An increase of gonorrhea in Southwestern Alaska began in 2008, and the infection rate rose statewide in 2009, according to a recent bulletin released by the Alaska Department of Health and Social Services.

“A total of 997 GC (gonorrhea) cases were reported in Alaska in 2009, yielding an incident rate of 144 cases per 100,000 persons, which represents a 69 percent increase from the 2008 rate of 85 per 100,000 persons,” the bulletin read. “The greatest single-year increase in reported GC infection in Alaska since the 1970s.”

Infection rates are on the rise in Alaska, but the reasons for such a steep increase remain elusive.

“The state heath department has ruled out increased rates of testing as being a major factor in the rise, but part of it is better methods of notification,” Fenn said. “The state has individuals in epidemiology whose entire job is calling partner contacts and closing the circle of infection. Partner notification, having partners informed and tested, and the improvement of that process throughout the state is thought to be part of the rise in numbers.”

Treatment methods being used in Alaska appear to be working at the moment. Drug resistance can only be tested with a culture, not simply a urine sample, so it remains unclear whether or not the resistant gonorrhea strain has reached Alaska.

Labs in Alaska have the capability to conduct cultures, but resistance testing is no longer done in the state. Resistance testing was previously funded by a grant that the state received from the CDC. It halted in 2002 after the grant was given up by the state, according to Susan Jones of the state’s Department of Health and Social Services.

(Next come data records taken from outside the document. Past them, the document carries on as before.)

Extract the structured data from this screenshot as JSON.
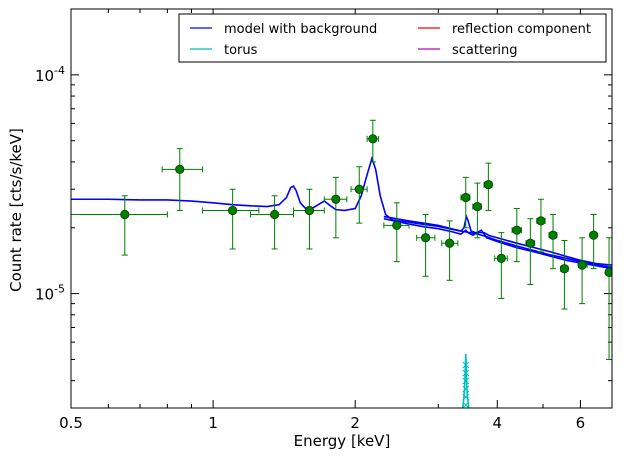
{
  "chart_data": {
    "type": "line",
    "xlabel": "Energy [keV]",
    "ylabel": "Count rate [cts/s/keV]",
    "x_scale": "log",
    "y_scale": "log",
    "xlim": [
      0.5,
      7.0
    ],
    "ylim": [
      3e-06,
      0.0002
    ],
    "x_ticks": [
      {
        "value": 0.5,
        "label": "0.5"
      },
      {
        "value": 1,
        "label": "1"
      },
      {
        "value": 2,
        "label": "2"
      },
      {
        "value": 4,
        "label": "4"
      },
      {
        "value": 6,
        "label": "6"
      }
    ],
    "y_ticks": [
      {
        "value": 1e-05,
        "base": "10",
        "exp": "-5"
      },
      {
        "value": 0.0001,
        "base": "10",
        "exp": "-4"
      }
    ],
    "legend": {
      "placement": "top-right",
      "columns": 2,
      "entries": [
        {
          "name": "model with background",
          "color": "#0000ff"
        },
        {
          "name": "reflection component",
          "color": "#ff0000"
        },
        {
          "name": "torus",
          "color": "#00bfbf"
        },
        {
          "name": "scattering",
          "color": "#bf00bf"
        }
      ]
    },
    "data_points": {
      "color": "#007f00",
      "points": [
        {
          "x": 0.65,
          "xlo": 0.5,
          "xhi": 0.8,
          "y": 2.3e-05,
          "ylo": 1.5e-05,
          "yhi": 2.8e-05
        },
        {
          "x": 0.85,
          "xlo": 0.78,
          "xhi": 0.95,
          "y": 3.7e-05,
          "ylo": 2.4e-05,
          "yhi": 4.6e-05
        },
        {
          "x": 1.1,
          "xlo": 0.95,
          "xhi": 1.25,
          "y": 2.4e-05,
          "ylo": 1.6e-05,
          "yhi": 3e-05
        },
        {
          "x": 1.35,
          "xlo": 1.2,
          "xhi": 1.48,
          "y": 2.3e-05,
          "ylo": 1.6e-05,
          "yhi": 2.8e-05
        },
        {
          "x": 1.6,
          "xlo": 1.48,
          "xhi": 1.72,
          "y": 2.4e-05,
          "ylo": 1.6e-05,
          "yhi": 3e-05
        },
        {
          "x": 1.82,
          "xlo": 1.72,
          "xhi": 1.92,
          "y": 2.7e-05,
          "ylo": 1.8e-05,
          "yhi": 3.4e-05
        },
        {
          "x": 2.04,
          "xlo": 1.96,
          "xhi": 2.12,
          "y": 3e-05,
          "ylo": 2.1e-05,
          "yhi": 3.8e-05
        },
        {
          "x": 2.18,
          "xlo": 2.12,
          "xhi": 2.24,
          "y": 5.1e-05,
          "ylo": 4e-05,
          "yhi": 6.2e-05
        },
        {
          "x": 2.45,
          "xlo": 2.3,
          "xhi": 2.6,
          "y": 2.05e-05,
          "ylo": 1.4e-05,
          "yhi": 2.6e-05
        },
        {
          "x": 2.82,
          "xlo": 2.7,
          "xhi": 2.95,
          "y": 1.8e-05,
          "ylo": 1.2e-05,
          "yhi": 2.3e-05
        },
        {
          "x": 3.17,
          "xlo": 3.05,
          "xhi": 3.3,
          "y": 1.7e-05,
          "ylo": 1.15e-05,
          "yhi": 2.15e-05
        },
        {
          "x": 3.43,
          "xlo": 3.35,
          "xhi": 3.5,
          "y": 2.75e-05,
          "ylo": 2e-05,
          "yhi": 3.4e-05
        },
        {
          "x": 3.63,
          "xlo": 3.55,
          "xhi": 3.7,
          "y": 2.5e-05,
          "ylo": 1.8e-05,
          "yhi": 3.2e-05
        },
        {
          "x": 3.83,
          "xlo": 3.75,
          "xhi": 3.9,
          "y": 3.15e-05,
          "ylo": 2.4e-05,
          "yhi": 3.95e-05
        },
        {
          "x": 4.08,
          "xlo": 3.95,
          "xhi": 4.2,
          "y": 1.45e-05,
          "ylo": 9.5e-06,
          "yhi": 1.9e-05
        },
        {
          "x": 4.4,
          "xlo": 4.3,
          "xhi": 4.5,
          "y": 1.95e-05,
          "ylo": 1.4e-05,
          "yhi": 2.45e-05
        },
        {
          "x": 4.7,
          "xlo": 4.6,
          "xhi": 4.8,
          "y": 1.7e-05,
          "ylo": 1.1e-05,
          "yhi": 2.2e-05
        },
        {
          "x": 4.95,
          "xlo": 4.85,
          "xhi": 5.05,
          "y": 2.15e-05,
          "ylo": 1.55e-05,
          "yhi": 2.7e-05
        },
        {
          "x": 5.25,
          "xlo": 5.15,
          "xhi": 5.35,
          "y": 1.85e-05,
          "ylo": 1.3e-05,
          "yhi": 2.3e-05
        },
        {
          "x": 5.55,
          "xlo": 5.45,
          "xhi": 5.65,
          "y": 1.3e-05,
          "ylo": 8.5e-06,
          "yhi": 1.75e-05
        },
        {
          "x": 6.05,
          "xlo": 5.95,
          "xhi": 6.2,
          "y": 1.35e-05,
          "ylo": 9e-06,
          "yhi": 1.8e-05
        },
        {
          "x": 6.4,
          "xlo": 6.3,
          "xhi": 6.5,
          "y": 1.85e-05,
          "ylo": 1.3e-05,
          "yhi": 2.3e-05
        },
        {
          "x": 6.9,
          "xlo": 6.8,
          "xhi": 7.0,
          "y": 1.25e-05,
          "ylo": 5e-06,
          "yhi": 1.8e-05
        }
      ]
    },
    "model_curves": [
      {
        "name": "model with background",
        "color": "#0000ff",
        "points": [
          [
            0.5,
            2.7e-05
          ],
          [
            0.6,
            2.7e-05
          ],
          [
            0.7,
            2.68e-05
          ],
          [
            0.8,
            2.68e-05
          ],
          [
            0.9,
            2.65e-05
          ],
          [
            1.0,
            2.6e-05
          ],
          [
            1.1,
            2.55e-05
          ],
          [
            1.2,
            2.52e-05
          ],
          [
            1.3,
            2.5e-05
          ],
          [
            1.38,
            2.55e-05
          ],
          [
            1.43,
            2.75e-05
          ],
          [
            1.46,
            3.05e-05
          ],
          [
            1.48,
            3.1e-05
          ],
          [
            1.5,
            2.95e-05
          ],
          [
            1.53,
            2.6e-05
          ],
          [
            1.57,
            2.45e-05
          ],
          [
            1.62,
            2.45e-05
          ],
          [
            1.67,
            2.55e-05
          ],
          [
            1.72,
            2.65e-05
          ],
          [
            1.76,
            2.55e-05
          ],
          [
            1.82,
            2.42e-05
          ],
          [
            1.9,
            2.4e-05
          ],
          [
            2.0,
            2.45e-05
          ],
          [
            2.06,
            2.8e-05
          ],
          [
            2.12,
            3.5e-05
          ],
          [
            2.17,
            4.15e-05
          ],
          [
            2.21,
            3.7e-05
          ],
          [
            2.26,
            2.8e-05
          ],
          [
            2.32,
            2.3e-05
          ],
          [
            2.4,
            2.17e-05
          ],
          [
            2.6,
            2.12e-05
          ],
          [
            2.8,
            2.07e-05
          ],
          [
            3.0,
            2.03e-05
          ],
          [
            3.2,
            1.97e-05
          ],
          [
            3.35,
            1.93e-05
          ],
          [
            3.4,
            2e-05
          ],
          [
            3.44,
            2.25e-05
          ],
          [
            3.47,
            2.15e-05
          ],
          [
            3.52,
            1.93e-05
          ],
          [
            3.6,
            1.9e-05
          ],
          [
            3.75,
            1.9e-05
          ],
          [
            3.85,
            1.84e-05
          ],
          [
            4.0,
            1.8e-05
          ],
          [
            4.4,
            1.7e-05
          ],
          [
            4.8,
            1.62e-05
          ],
          [
            5.2,
            1.55e-05
          ],
          [
            5.6,
            1.48e-05
          ],
          [
            6.0,
            1.42e-05
          ],
          [
            6.5,
            1.37e-05
          ],
          [
            7.0,
            1.35e-05
          ]
        ]
      },
      {
        "name": "model with background",
        "color": "#0000ff",
        "points": [
          [
            2.3,
            2.25e-05
          ],
          [
            2.6,
            2.15e-05
          ],
          [
            2.8,
            2.1e-05
          ],
          [
            3.0,
            2.05e-05
          ],
          [
            3.2,
            1.98e-05
          ],
          [
            3.4,
            1.92e-05
          ],
          [
            3.6,
            1.88e-05
          ],
          [
            3.8,
            1.82e-05
          ],
          [
            4.0,
            1.75e-05
          ],
          [
            4.4,
            1.65e-05
          ],
          [
            4.8,
            1.57e-05
          ],
          [
            5.2,
            1.5e-05
          ],
          [
            5.6,
            1.45e-05
          ],
          [
            6.0,
            1.4e-05
          ],
          [
            6.5,
            1.35e-05
          ],
          [
            7.0,
            1.32e-05
          ]
        ]
      },
      {
        "name": "model with background",
        "color": "#0000ff",
        "points": [
          [
            2.3,
            2.2e-05
          ],
          [
            2.6,
            2.08e-05
          ],
          [
            2.8,
            2.02e-05
          ],
          [
            3.0,
            1.98e-05
          ],
          [
            3.2,
            1.92e-05
          ],
          [
            3.35,
            1.87e-05
          ],
          [
            3.43,
            1.95e-05
          ],
          [
            3.47,
            1.9e-05
          ],
          [
            3.55,
            1.85e-05
          ],
          [
            3.7,
            1.95e-05
          ],
          [
            3.8,
            1.8e-05
          ],
          [
            4.0,
            1.73e-05
          ],
          [
            4.4,
            1.62e-05
          ],
          [
            4.8,
            1.55e-05
          ],
          [
            5.2,
            1.48e-05
          ],
          [
            5.6,
            1.42e-05
          ],
          [
            6.0,
            1.38e-05
          ],
          [
            6.5,
            1.34e-05
          ],
          [
            7.0,
            1.3e-05
          ]
        ]
      },
      {
        "name": "torus",
        "color": "#00bfbf",
        "points": [
          [
            3.38,
            3e-06
          ],
          [
            3.41,
            3.6e-06
          ],
          [
            3.43,
            5.3e-06
          ],
          [
            3.45,
            3.6e-06
          ],
          [
            3.48,
            3e-06
          ]
        ]
      }
    ]
  }
}
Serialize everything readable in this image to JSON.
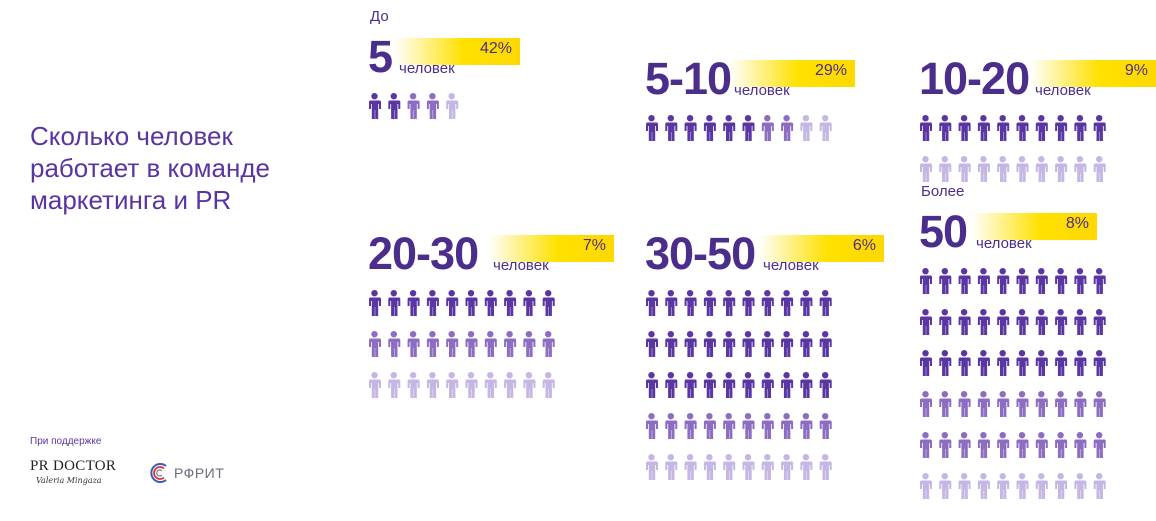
{
  "title_lines": [
    "Сколько человек",
    "работает в команде",
    "маркетинга и PR"
  ],
  "support": {
    "label": "При поддержке",
    "logo1_main": "PR DOCTOR",
    "logo1_sig": "Valeria Mingaza",
    "logo2": "РФРИТ"
  },
  "colors": {
    "purple_dark": "#5a36a3",
    "purple_mid": "#8c6dc1",
    "purple_light": "#c5b6e4",
    "highlight": "#ffe100"
  },
  "chart_data": {
    "type": "pictogram",
    "unit": "человек",
    "categories": [
      {
        "prefix": "До",
        "label": "5",
        "percent": "42%",
        "value": 42,
        "icon_rows": [
          5
        ]
      },
      {
        "prefix": "",
        "label": "5-10",
        "percent": "29%",
        "value": 29,
        "icon_rows": [
          10
        ]
      },
      {
        "prefix": "",
        "label": "10-20",
        "percent": "9%",
        "value": 9,
        "icon_rows": [
          10,
          10
        ]
      },
      {
        "prefix": "",
        "label": "20-30",
        "percent": "7%",
        "value": 7,
        "icon_rows": [
          10,
          10,
          10
        ]
      },
      {
        "prefix": "",
        "label": "30-50",
        "percent": "6%",
        "value": 6,
        "icon_rows": [
          10,
          10,
          10,
          10,
          10
        ]
      },
      {
        "prefix": "Более",
        "label": "50",
        "percent": "8%",
        "value": 8,
        "icon_rows": [
          10,
          10,
          10,
          10,
          10,
          10
        ]
      }
    ]
  }
}
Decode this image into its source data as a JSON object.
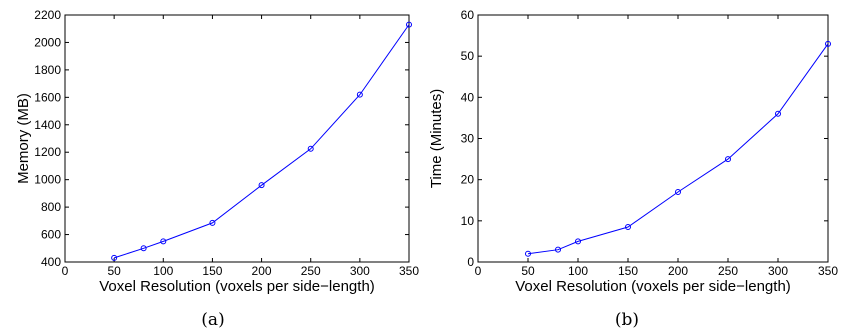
{
  "chart_data": [
    {
      "type": "line",
      "caption": "(a)",
      "xlabel": "Voxel Resolution (voxels per side−length)",
      "ylabel": "Memory (MB)",
      "xlim": [
        0,
        350
      ],
      "ylim": [
        400,
        2200
      ],
      "xticks": [
        0,
        50,
        100,
        150,
        200,
        250,
        300,
        350
      ],
      "yticks": [
        400,
        600,
        800,
        1000,
        1200,
        1400,
        1600,
        1800,
        2000,
        2200
      ],
      "grid": false,
      "series": [
        {
          "color": "#0000ff",
          "marker": "circle",
          "x": [
            50,
            80,
            100,
            150,
            200,
            250,
            300,
            350
          ],
          "y": [
            430,
            500,
            550,
            685,
            960,
            1225,
            1620,
            2130
          ]
        }
      ]
    },
    {
      "type": "line",
      "caption": "(b)",
      "xlabel": "Voxel Resolution (voxels per side−length)",
      "ylabel": "Time (Minutes)",
      "xlim": [
        0,
        350
      ],
      "ylim": [
        0,
        60
      ],
      "xticks": [
        0,
        50,
        100,
        150,
        200,
        250,
        300,
        350
      ],
      "yticks": [
        0,
        10,
        20,
        30,
        40,
        50,
        60
      ],
      "grid": false,
      "series": [
        {
          "color": "#0000ff",
          "marker": "circle",
          "x": [
            50,
            80,
            100,
            150,
            200,
            250,
            300,
            350
          ],
          "y": [
            2,
            3,
            5,
            8.5,
            17,
            25,
            36,
            53
          ]
        }
      ]
    }
  ]
}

“Cultures are more expensive to conduct, they take longer to conduct and the organism has to be viable in order for it to grow,” Jones said. “We have to conduct a certain volume of cultures in order to do resistance testing, so if we’re just doing a test here and there it will not be enough.”

The Gonococcal Isolate Surveillance Project (GISP) conducts research regarding the growing resistance of the bacterial infection.

According to the CDC, 25 to 30 sites and four to five regional laboratories across the U.S. participate in the GISP.

In 2007, 27 percent of the isolates collected from 29 of 30 GISP sites were resistant to penicillin, tetracyclin, ciprofloxacin or some combination of those antibiotics.

There is a distinction between having an organism that is totally resistant to antibiotics and an organism that is not susceptible to antibiotics, according to Jones.

“It’s not true resistance, it’s decreased susceptibility,” Jones said. “It’s always possible (gonorrhea) could become incurable. This is one of the reasons we need to get gonorrhea rates down in the state.”

Pure abstinence is the only method by which people can be guaranteed to never get a STI or STD. Since not having sex is unrealistic for many people, protection such as condoms should always be used before engaging in sexual intercourse. Sex with fewer partners and fewer sexual encounters can help as well.

“If people never had sex they would never get a STD,” Jones said. “If people always used some sort of barrier method, a polyurethane or latex condom, that would decrease the risk, but they have to be used correctly every time.”